Pangeran Muhammad yang kecewa kemudian
memutuskan tidak akan kembali ke Cirebon. Ia bertapa di kaki gunung
hingga meninggal. Gunung itu kini bernama Margatapa. Sementara istrinya
mendapat amanat dari Pangeran Muhammad sebelum meninggal untuk tetap
mencari pohon maja dan menaklukan Nyi Rambutkasih yang fanatik agar
bersedia memeluk agama Islam.
Nyi Rambutkasih menolak dengan keras
ajakan Nyi Siti Armilah, hingga ia berucap:”Aku seorang Ratu pelindung
rakyat yang berkelakuan jujur dan baik, sebaliknya aku adalah Ratu yang
tak pernah ragu-ragu untuk menghukum rakyatnya yang bertindak curang dan
buruk. Dan karena itu aku tak akan mati dan tidak mau mati.
Kemudian Nyi Siti Armilah menimpali
dengan perkataan,”Jika demikian halnya, makhluk apakah gerangan namanya
yang tidak akan mati dan tidak mau mati?”
Seiring dengan perkataan Nyi Siti Armilah itu.

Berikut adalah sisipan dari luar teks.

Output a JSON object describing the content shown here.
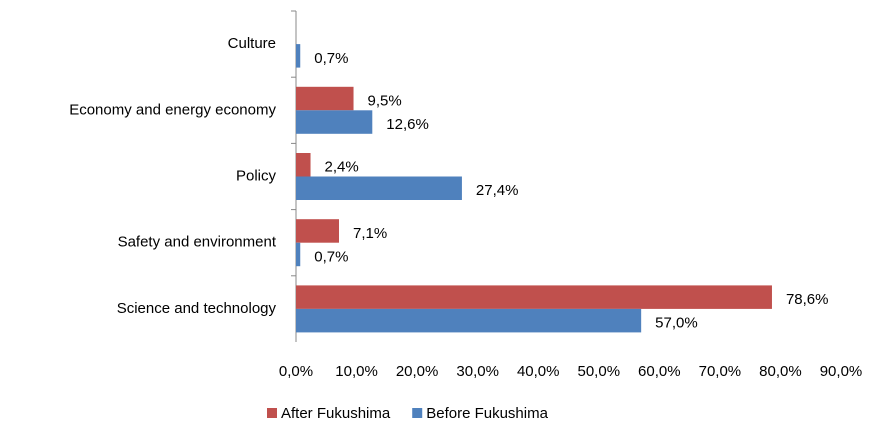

Nyi Rambutkasih pun lenyap (dalam Bahasa
Sunda ngahiang) tanpa meninggalkan bekas kuburnya. Meskipun demikian,
beberapa petilasan Nyi Rambutkasih masih dianggap angker, diantaranya
Sumur Sindangkasih, Sumur Sundajaya, Sumur Ciasih, dan batu-batu bekas
bertapa Nyi Rambutkasih.
Setelah peristiwa itu, Nyi Siti Armilah
menetap di Kerajaan Sindangkasih dan menyebarkan agama Islam. Ia
dimakamkan di samping kali Citangkurak. Di kali Citangkurak tumbuh pohon
Badori. Sebelum meninggal, Nyi Siti Armilah beramanat bahwa di dekat
kuburannya kelak akan menjadi tempat tinggal penguasa yang mengatur
pemerintahan di daerah maja yang langka.
Letak makam Nyi Siti Armilah terletak di belakang gedung Kabupaten Majalengka. Masyarakat Kota Majalengka menamakannya Embah Gedeng Badori dan kerap dikunjungi untuk ziarah.